Columbia Kettle Works | Kettleface Imperial Red Ale
Words can’t even begin to describe the amount of excitement that surges over my body when Columbia Kettle Works and St. Boniface Craft Brewing Company collaborate to release their annual Imperial Red Ale, Kettleface.
Columbia Kettle Works is located in Columbia, PA; it’s an old-style river town that borders the 464-mile Susquehanna River. Columbia Kettle Works, or CKW as it’s referred to by its regulars, was established in 2014 and has created some fantastic beers. Particularly known for their Christmas Ale, Grinch Feet, and their Belgian Tripel, Tricky Fingers, CKW usually has 10-12 different beers on tap at any given time.

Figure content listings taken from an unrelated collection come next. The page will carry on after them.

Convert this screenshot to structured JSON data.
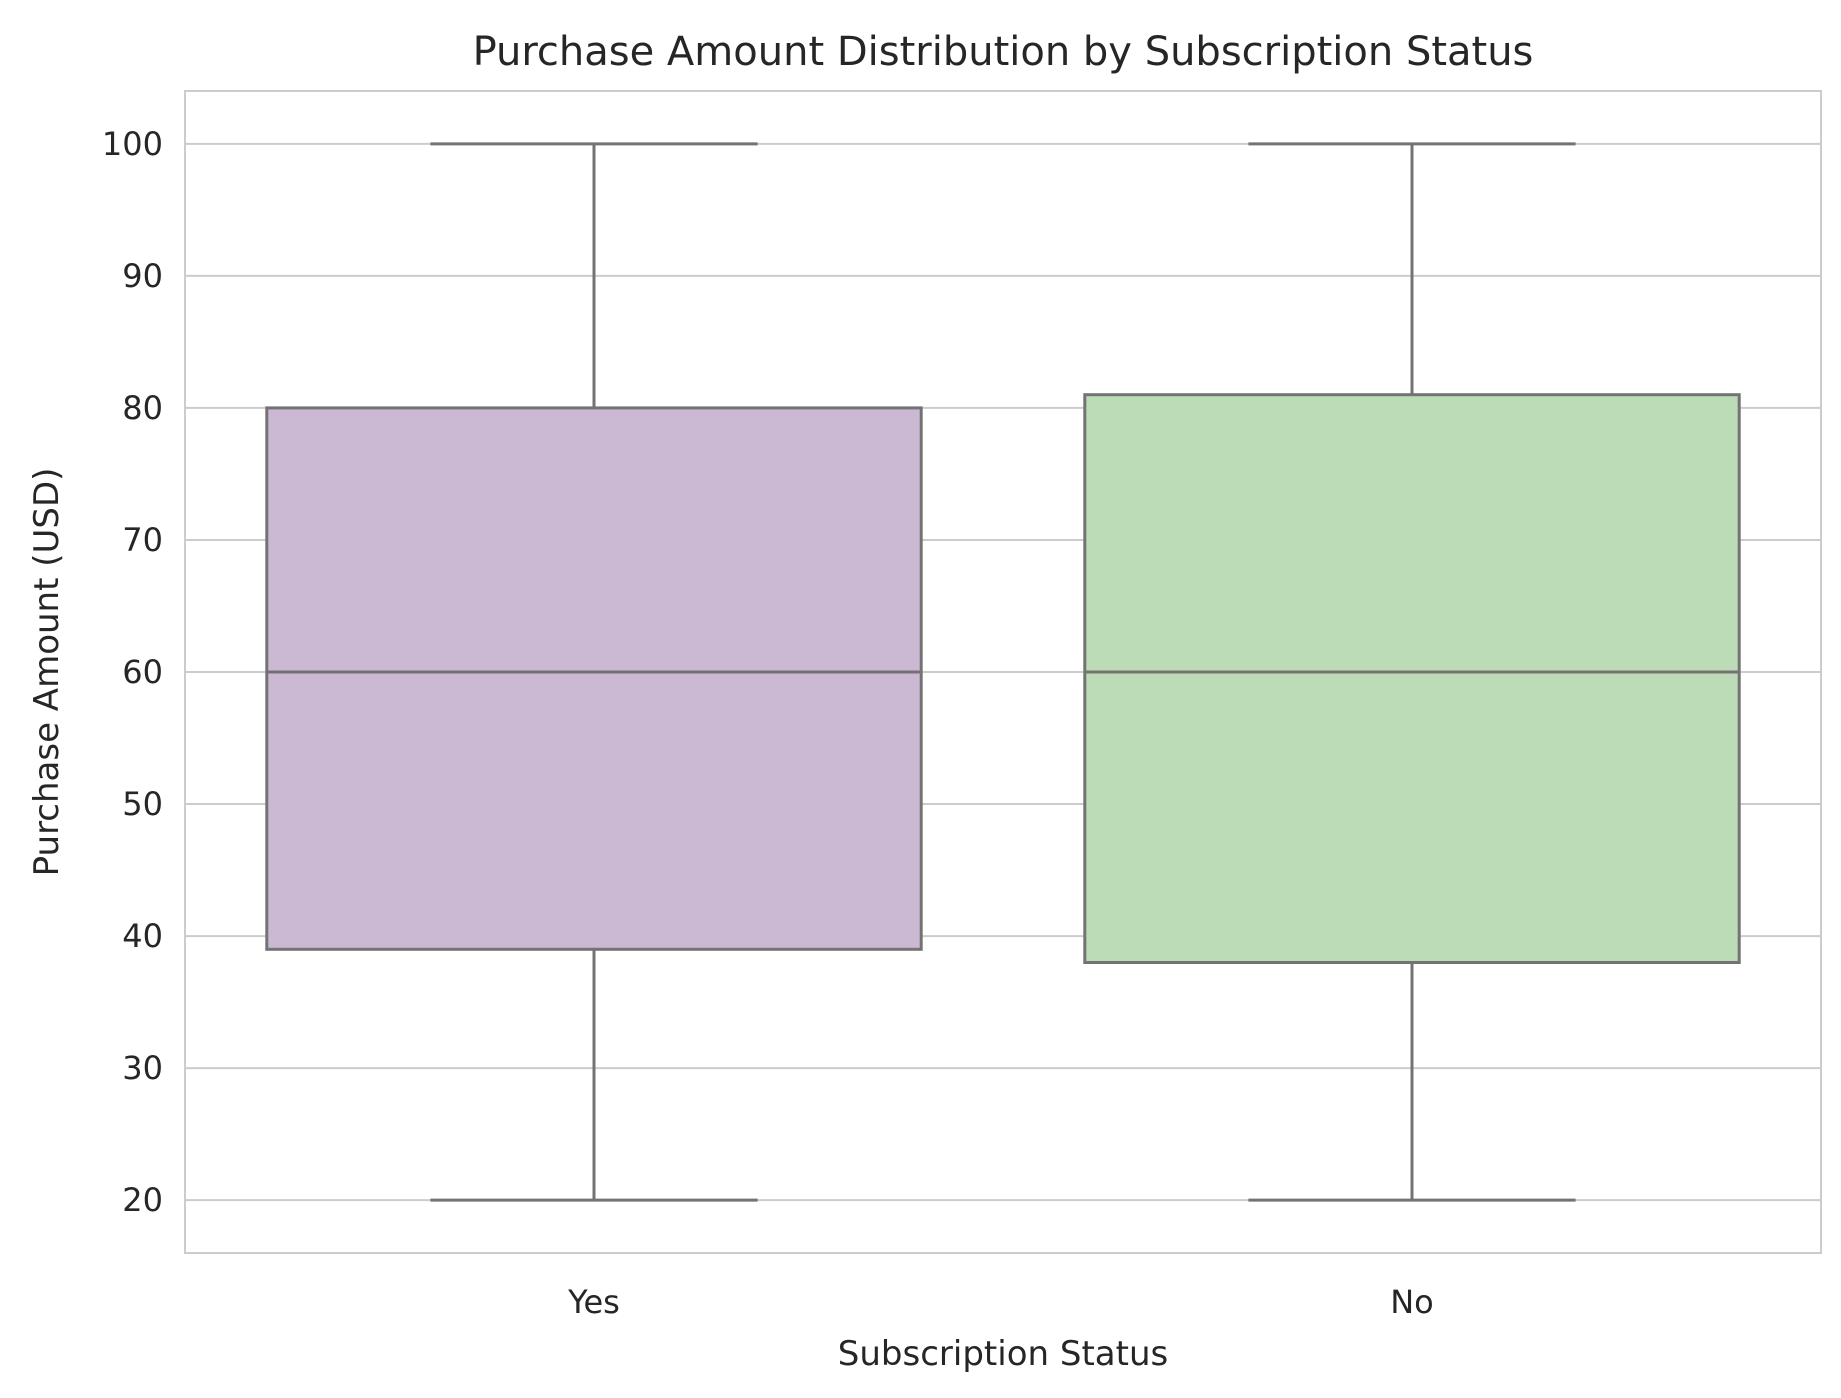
{
  "chart_data": {
    "type": "box",
    "title": "Purchase Amount Distribution by Subscription Status",
    "xlabel": "Subscription Status",
    "ylabel": "Purchase Amount (USD)",
    "categories": [
      "Yes",
      "No"
    ],
    "ylim": [
      16,
      104
    ],
    "yticks": [
      20,
      30,
      40,
      50,
      60,
      70,
      80,
      90,
      100
    ],
    "grid": true,
    "boxes": [
      {
        "category": "Yes",
        "whisker_low": 20,
        "q1": 39,
        "median": 60,
        "q3": 80,
        "whisker_high": 100,
        "color": "#cbb9d4"
      },
      {
        "category": "No",
        "whisker_low": 20,
        "q1": 38,
        "median": 60,
        "q3": 81,
        "whisker_high": 100,
        "color": "#bcdcb7"
      }
    ],
    "line_color": "#737373",
    "grid_color": "#cccccc"
  }
}
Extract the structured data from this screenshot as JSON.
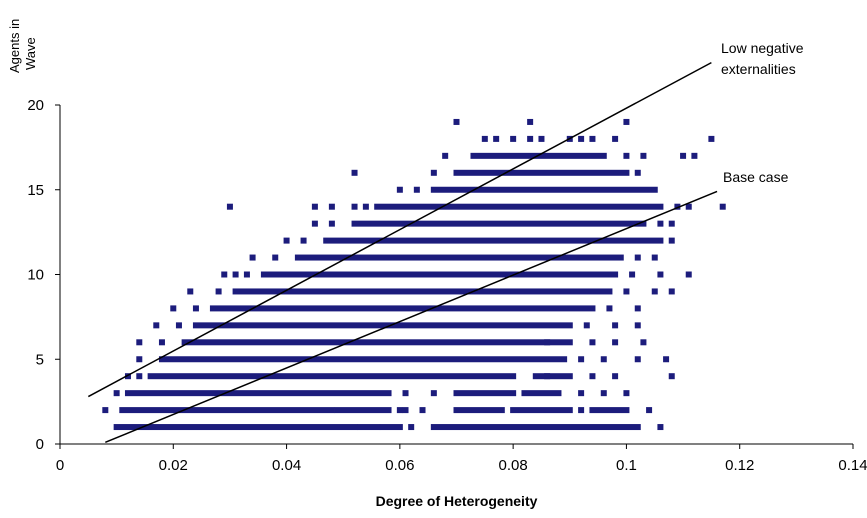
{
  "chart_data": {
    "type": "scatter",
    "title": "",
    "xlabel": "Degree of Heterogeneity",
    "ylabel_lines": [
      "Agents in",
      "Wave"
    ],
    "xlim": [
      0,
      0.14
    ],
    "ylim": [
      0,
      20
    ],
    "x_ticks": [
      "0",
      "0.02",
      "0.04",
      "0.06",
      "0.08",
      "0.1",
      "0.12",
      "0.14"
    ],
    "y_ticks": [
      "0",
      "5",
      "10",
      "15",
      "20"
    ],
    "grid": false,
    "legend": "none",
    "marker_color": "#1c1c7c",
    "line_color": "#000000",
    "trend_lines": [
      {
        "label_lines": [
          "Low negative",
          "externalities"
        ],
        "x": [
          0.005,
          0.115
        ],
        "y": [
          2.8,
          22.5
        ]
      },
      {
        "label_lines": [
          "Base case"
        ],
        "x": [
          0.008,
          0.116
        ],
        "y": [
          0.1,
          14.9
        ]
      }
    ],
    "series": [
      {
        "rows": [
          {
            "y": 1,
            "segments": [
              [
                0.01,
                0.052
              ],
              [
                0.053,
                0.056
              ],
              [
                0.057,
                0.06
              ],
              [
                0.066,
                0.102
              ]
            ],
            "points": [
              0.062,
              0.106
            ]
          },
          {
            "y": 2,
            "segments": [
              [
                0.011,
                0.048
              ],
              [
                0.049,
                0.058
              ],
              [
                0.07,
                0.078
              ],
              [
                0.08,
                0.09
              ],
              [
                0.094,
                0.1
              ]
            ],
            "points": [
              0.008,
              0.06,
              0.061,
              0.064,
              0.092,
              0.104
            ]
          },
          {
            "y": 3,
            "segments": [
              [
                0.012,
                0.058
              ],
              [
                0.07,
                0.08
              ],
              [
                0.082,
                0.088
              ]
            ],
            "points": [
              0.01,
              0.061,
              0.066,
              0.092,
              0.096,
              0.1
            ]
          },
          {
            "y": 4,
            "segments": [
              [
                0.016,
                0.08
              ],
              [
                0.084,
                0.09
              ]
            ],
            "points": [
              0.012,
              0.014,
              0.086,
              0.094,
              0.098,
              0.108
            ]
          },
          {
            "y": 5,
            "segments": [
              [
                0.018,
                0.089
              ]
            ],
            "points": [
              0.014,
              0.092,
              0.096,
              0.102,
              0.107
            ]
          },
          {
            "y": 6,
            "segments": [
              [
                0.022,
                0.09
              ]
            ],
            "points": [
              0.014,
              0.018,
              0.086,
              0.094,
              0.098,
              0.103
            ]
          },
          {
            "y": 7,
            "segments": [
              [
                0.024,
                0.09
              ]
            ],
            "points": [
              0.017,
              0.021,
              0.093,
              0.098,
              0.102
            ]
          },
          {
            "y": 8,
            "segments": [
              [
                0.027,
                0.094
              ]
            ],
            "points": [
              0.02,
              0.024,
              0.097,
              0.102
            ]
          },
          {
            "y": 9,
            "segments": [
              [
                0.031,
                0.097
              ]
            ],
            "points": [
              0.023,
              0.028,
              0.1,
              0.105,
              0.108
            ]
          },
          {
            "y": 10,
            "segments": [
              [
                0.036,
                0.098
              ]
            ],
            "points": [
              0.029,
              0.031,
              0.033,
              0.101,
              0.106,
              0.111
            ]
          },
          {
            "y": 11,
            "segments": [
              [
                0.042,
                0.099
              ]
            ],
            "points": [
              0.034,
              0.038,
              0.102,
              0.105
            ]
          },
          {
            "y": 12,
            "segments": [
              [
                0.047,
                0.106
              ]
            ],
            "points": [
              0.04,
              0.043,
              0.108
            ]
          },
          {
            "y": 13,
            "segments": [
              [
                0.052,
                0.103
              ]
            ],
            "points": [
              0.045,
              0.048,
              0.106,
              0.108
            ]
          },
          {
            "y": 14,
            "segments": [
              [
                0.056,
                0.106
              ]
            ],
            "points": [
              0.03,
              0.045,
              0.048,
              0.052,
              0.054,
              0.109,
              0.111,
              0.117
            ]
          },
          {
            "y": 15,
            "segments": [
              [
                0.066,
                0.105
              ]
            ],
            "points": [
              0.06,
              0.063
            ]
          },
          {
            "y": 16,
            "segments": [
              [
                0.07,
                0.1
              ]
            ],
            "points": [
              0.052,
              0.066,
              0.102
            ]
          },
          {
            "y": 17,
            "segments": [
              [
                0.073,
                0.096
              ]
            ],
            "points": [
              0.068,
              0.1,
              0.103,
              0.11,
              0.112
            ]
          },
          {
            "y": 18,
            "segments": [],
            "points": [
              0.075,
              0.077,
              0.08,
              0.083,
              0.085,
              0.09,
              0.092,
              0.094,
              0.098,
              0.115
            ]
          },
          {
            "y": 19,
            "segments": [],
            "points": [
              0.07,
              0.083,
              0.1
            ]
          }
        ]
      }
    ]
  }
}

As a brewery that prides itself in experimenting with new styles and chooses to constantly rotate their beers, Kettle Works never seems to disappoint its audience.
St. Boniface Craft Brewing Company is located in the little Lancaster County town of Ephrata, PA. Situated in between Lancaster and Reading, St. Boniface has become a hot spot within its community. A brewery which started in a dark, cold, warehouse has now blossomed into a favorite amongst locals. Brewing everything from IPAs to Coffee Brown Ales, big-bodied Stouts to session style NEIPAs, Boniface is not afraid to grab a recipe by the horns and turn it into something quite delicious for all to enjoy.
Kettleface got its name by combining the names of the two breweries involved in its creation: Columbia Kettle Works and St. Boniface Craft Brewing Company. The original head brewers/co-owners of each establishment worked together to create this recipe from scratch. They wanted to showcase the camaraderie between the breweries while also producing a beer that would be highly regarded as one of the best they’ve ever made.
This collaboration beer is an aggressively dry-hopped Imperial Red Ale. Simcoe hops provide the beer with some incredible citrusy, piney and earthy notes. The beer is nicely balanced with a slightly malty backbone. Kettleface is a complex beer. It has the bitterness of a big, bold IPA and hint of grapefruit to mask the dryness of the beer. It certainly doesn’t drink like a 9% ABV red ale, so be careful how many of these 16-ounce cans you consume: You might end up Kettlefaced before you know it.
If you want to get a taste of Kettleface, you will have to visit one of Columbia Kettle Works’ two locations (they also have a taproom is Lancaster, PA) or take a trip to Ephrata and visit St. Boniface. Kettleface will be available in 4-packs and will also be on tap at all locations. Cheers!